The skill inspects PRs and code fragments through a layered checklist: automated readiness checks, focused human-review areas (correctness, maintainability, performance, security), and code-smell thresholds at method/class/architecture levels. It prioritizes comments by blocking/major/minor/question and recommends concrete fixes and refactoring thresholds.
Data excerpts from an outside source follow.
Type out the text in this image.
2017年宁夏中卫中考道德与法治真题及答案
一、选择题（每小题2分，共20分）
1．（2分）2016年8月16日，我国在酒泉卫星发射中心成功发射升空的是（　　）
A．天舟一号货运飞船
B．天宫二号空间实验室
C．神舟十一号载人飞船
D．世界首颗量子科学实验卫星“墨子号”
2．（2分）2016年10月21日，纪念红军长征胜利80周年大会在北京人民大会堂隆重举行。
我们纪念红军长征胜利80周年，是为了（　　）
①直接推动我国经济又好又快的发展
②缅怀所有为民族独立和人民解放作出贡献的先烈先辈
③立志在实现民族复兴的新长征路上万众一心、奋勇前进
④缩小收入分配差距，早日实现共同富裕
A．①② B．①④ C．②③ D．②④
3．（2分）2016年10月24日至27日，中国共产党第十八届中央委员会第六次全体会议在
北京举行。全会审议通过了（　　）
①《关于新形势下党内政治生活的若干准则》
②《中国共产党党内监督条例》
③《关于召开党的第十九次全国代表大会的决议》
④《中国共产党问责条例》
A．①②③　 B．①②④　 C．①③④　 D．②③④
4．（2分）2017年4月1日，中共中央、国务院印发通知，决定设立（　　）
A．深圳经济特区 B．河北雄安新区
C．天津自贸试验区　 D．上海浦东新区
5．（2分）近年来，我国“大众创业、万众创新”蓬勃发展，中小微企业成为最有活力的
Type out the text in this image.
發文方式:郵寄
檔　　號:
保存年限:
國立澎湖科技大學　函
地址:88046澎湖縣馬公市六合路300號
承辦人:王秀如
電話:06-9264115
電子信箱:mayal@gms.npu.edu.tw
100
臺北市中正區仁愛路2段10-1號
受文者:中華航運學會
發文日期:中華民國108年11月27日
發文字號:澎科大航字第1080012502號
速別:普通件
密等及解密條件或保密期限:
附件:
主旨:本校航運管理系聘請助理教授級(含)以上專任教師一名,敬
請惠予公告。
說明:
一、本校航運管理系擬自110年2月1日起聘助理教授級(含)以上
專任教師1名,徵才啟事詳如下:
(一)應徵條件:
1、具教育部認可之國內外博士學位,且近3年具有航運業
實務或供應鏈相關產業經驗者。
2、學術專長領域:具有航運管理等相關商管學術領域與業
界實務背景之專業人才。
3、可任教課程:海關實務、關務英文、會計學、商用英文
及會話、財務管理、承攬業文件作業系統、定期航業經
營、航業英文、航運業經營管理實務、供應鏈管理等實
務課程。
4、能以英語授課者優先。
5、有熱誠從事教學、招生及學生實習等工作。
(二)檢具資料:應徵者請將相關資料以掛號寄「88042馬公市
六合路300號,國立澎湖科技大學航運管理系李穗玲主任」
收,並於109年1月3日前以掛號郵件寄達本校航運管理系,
It also enforces review ergonomics: recommended PR size, review speed, and reviewer counts to maximize defect detection.

When to use it

  • Before merging a pull request or approving a PR
  • When preparing a PR and performing a self-review
  • To assess overall code quality, security, or performance risks
  • When you need structured, consistent review comments for maintainers
  • To audit large or risky changes and decide if the PR should be split

Best practices

  • Keep PRs under ~400 lines when possible; split work into focused commits
  • Run automated checks first: linter, types, unit tests, and security scans on every commit
  • Prioritize blocking and major issues in comments; reserve minor notes for follow-ups
  • Limit review sessions to under 60 minutes and aim for 200–400 LOC/hour for best coverage
  • Use the Observation + Impact + Suggestion pattern for every comment

Example use cases

  • A reviewer validating business logic and edge cases on a feature branch
  • A developer self-auditing code before requesting review to reduce turnaround time
  • Security-focused pass to check input validation, secrets, and parameterized queries
  • Performance review for queries and caching, looking for N+1 or unbounded loops
  • Maintainers enforcing team thresholds (complexity, method length, duplication) on incoming PRs

FAQ

What size PRs are ideal?

Aim for under 400 lines for highest defect detection; 400–800 lines degrades effectiveness, and >800 lines is discouraged.

Which comments must block merge?

[BLOCKING] items include security vulnerabilities, data corruption risks, and breaking API changes that must be fixed before merge.